Charlie stopped walking and looked at Street, stunned. “Really? A hooker? Everything I’ve heard made it sound like it was suicide.”

“Nope,” said Street. “They kept it out of the papers, a friend of mine with connections told me. To spare his family, they put the hooker’s dead body in a different room.”

“And what do they think happened?”

“They have no idea,” said Street. “It remains an open case.”

“Amazing. A dead congressman is an open case.”

“In company towns, like this one or Hollywood or Detroit or Nashville, police are often encouraged to let some crimes go unsolved. People in power don’t want them solved.”

“What?”

“Someday, for kicks, go to the homicide division here in DC and see how many dead young women are in the cold-case files. Attractive ones. You’ll be stunned.”

“Right, but Van Waganan and a dead prostitute—that has to be some form of murder-suicide, no?”

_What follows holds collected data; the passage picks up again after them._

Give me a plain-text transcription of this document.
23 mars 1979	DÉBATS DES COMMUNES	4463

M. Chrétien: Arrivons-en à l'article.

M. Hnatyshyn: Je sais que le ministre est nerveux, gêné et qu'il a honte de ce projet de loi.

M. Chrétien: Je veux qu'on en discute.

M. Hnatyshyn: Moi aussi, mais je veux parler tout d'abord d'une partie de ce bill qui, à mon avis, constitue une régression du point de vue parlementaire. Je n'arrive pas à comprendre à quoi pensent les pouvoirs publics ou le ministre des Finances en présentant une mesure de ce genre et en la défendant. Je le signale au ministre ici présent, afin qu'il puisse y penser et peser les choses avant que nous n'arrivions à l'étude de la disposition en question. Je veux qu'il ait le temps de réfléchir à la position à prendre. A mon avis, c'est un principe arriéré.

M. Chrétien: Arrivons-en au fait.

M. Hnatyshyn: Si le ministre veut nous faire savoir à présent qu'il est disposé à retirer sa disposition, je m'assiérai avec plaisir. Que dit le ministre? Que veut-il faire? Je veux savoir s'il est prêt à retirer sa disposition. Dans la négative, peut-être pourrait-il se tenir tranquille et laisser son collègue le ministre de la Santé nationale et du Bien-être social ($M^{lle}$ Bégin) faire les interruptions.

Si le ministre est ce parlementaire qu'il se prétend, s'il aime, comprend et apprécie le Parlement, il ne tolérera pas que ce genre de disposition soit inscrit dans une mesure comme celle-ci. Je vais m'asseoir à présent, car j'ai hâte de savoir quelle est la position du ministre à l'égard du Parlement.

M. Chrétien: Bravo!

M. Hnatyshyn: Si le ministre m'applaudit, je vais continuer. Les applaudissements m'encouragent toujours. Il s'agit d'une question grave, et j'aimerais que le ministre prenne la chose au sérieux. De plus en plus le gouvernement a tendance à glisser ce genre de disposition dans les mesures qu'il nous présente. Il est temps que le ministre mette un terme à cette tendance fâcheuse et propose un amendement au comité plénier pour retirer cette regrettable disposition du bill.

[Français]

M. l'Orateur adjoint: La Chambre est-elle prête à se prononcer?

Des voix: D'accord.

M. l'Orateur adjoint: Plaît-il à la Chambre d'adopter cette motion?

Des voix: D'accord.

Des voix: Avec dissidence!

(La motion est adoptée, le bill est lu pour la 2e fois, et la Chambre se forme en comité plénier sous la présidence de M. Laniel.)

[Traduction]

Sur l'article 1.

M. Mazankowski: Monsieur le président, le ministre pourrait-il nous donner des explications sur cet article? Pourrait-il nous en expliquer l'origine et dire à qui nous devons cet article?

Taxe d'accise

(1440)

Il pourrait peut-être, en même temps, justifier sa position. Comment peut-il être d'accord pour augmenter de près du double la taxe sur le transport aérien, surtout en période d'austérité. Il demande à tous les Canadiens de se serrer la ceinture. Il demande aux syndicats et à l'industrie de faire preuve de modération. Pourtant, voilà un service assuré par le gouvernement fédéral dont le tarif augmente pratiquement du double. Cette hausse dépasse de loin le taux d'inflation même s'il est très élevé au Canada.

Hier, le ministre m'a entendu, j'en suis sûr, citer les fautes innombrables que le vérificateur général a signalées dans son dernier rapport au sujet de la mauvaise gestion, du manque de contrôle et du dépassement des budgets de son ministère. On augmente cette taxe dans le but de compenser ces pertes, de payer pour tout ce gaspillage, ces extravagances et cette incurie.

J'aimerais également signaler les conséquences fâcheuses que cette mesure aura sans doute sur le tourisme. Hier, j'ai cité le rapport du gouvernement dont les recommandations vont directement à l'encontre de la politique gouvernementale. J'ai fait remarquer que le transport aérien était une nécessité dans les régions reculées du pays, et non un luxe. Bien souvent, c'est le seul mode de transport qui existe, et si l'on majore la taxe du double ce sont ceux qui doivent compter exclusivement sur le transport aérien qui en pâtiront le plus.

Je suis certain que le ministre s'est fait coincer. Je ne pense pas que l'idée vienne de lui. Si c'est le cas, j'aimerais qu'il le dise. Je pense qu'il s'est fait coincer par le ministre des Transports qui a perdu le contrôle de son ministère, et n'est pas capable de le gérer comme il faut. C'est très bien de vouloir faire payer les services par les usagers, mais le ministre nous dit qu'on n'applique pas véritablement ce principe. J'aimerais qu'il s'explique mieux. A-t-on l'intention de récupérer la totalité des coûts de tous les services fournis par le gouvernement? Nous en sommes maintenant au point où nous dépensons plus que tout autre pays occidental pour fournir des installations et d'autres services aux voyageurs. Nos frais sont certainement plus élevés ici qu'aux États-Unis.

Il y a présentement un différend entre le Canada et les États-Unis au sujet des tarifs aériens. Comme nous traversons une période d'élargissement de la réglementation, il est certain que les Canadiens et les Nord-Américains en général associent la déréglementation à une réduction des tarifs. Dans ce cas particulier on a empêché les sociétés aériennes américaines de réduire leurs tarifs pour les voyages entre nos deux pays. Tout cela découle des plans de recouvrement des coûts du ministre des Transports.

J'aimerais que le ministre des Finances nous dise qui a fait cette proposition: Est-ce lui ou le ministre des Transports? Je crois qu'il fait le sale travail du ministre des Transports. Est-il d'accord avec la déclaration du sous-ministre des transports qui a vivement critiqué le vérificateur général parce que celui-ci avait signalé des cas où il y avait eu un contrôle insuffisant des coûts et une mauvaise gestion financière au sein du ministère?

“All I know is what my guy told me. They think he didn’t kill her and she didn’t kill him. No cause of death. No evidence of sexual contact. There was no evidence of any relationship at all, actually—no phone records, no witnesses. Nothing tying the two together.”

“Other than their corpses being found in the same room,” Charlie said.

“Right.” Street laughed. “Except that.”

“It’s hard to believe the local police wouldn’t care about such a case,” Charlie said.

“They care,” said Street. “But when there’s a VIP involved, the FBI bursts in and claims jurisdiction and that’s it. We don’t hear about it after that. Hoover’s own private police force.”

They continued into the Capitol Building and walked up the stairs to the House Chamber. By now Charlie knew better than to ask Street if he was offended at not having been invited to the party that evening. With the exception of the veterans’ poker night, Street shunned most social functions, presumably to avoid the blatant racism so prevalent in Washington. Which wasn’t to say he was a shrinking violet; Street ate daily at the purportedly whites-only House Dining Room, and he didn’t give an inch when bigotry reared its head in his presence, routinely challenging the offhand remarks and “funny stories” that exposed his colleagues’ often unwitting, careless prejudices. Did Street care that he wasn’t invited to the bacchanal tonight? He’d already made it clear to Charlie that he far preferred to spend his evenings with his wife and twin baby boys than with most members of Congress. “Honestly, Charlie, most of them are just imbeciles,” he said once.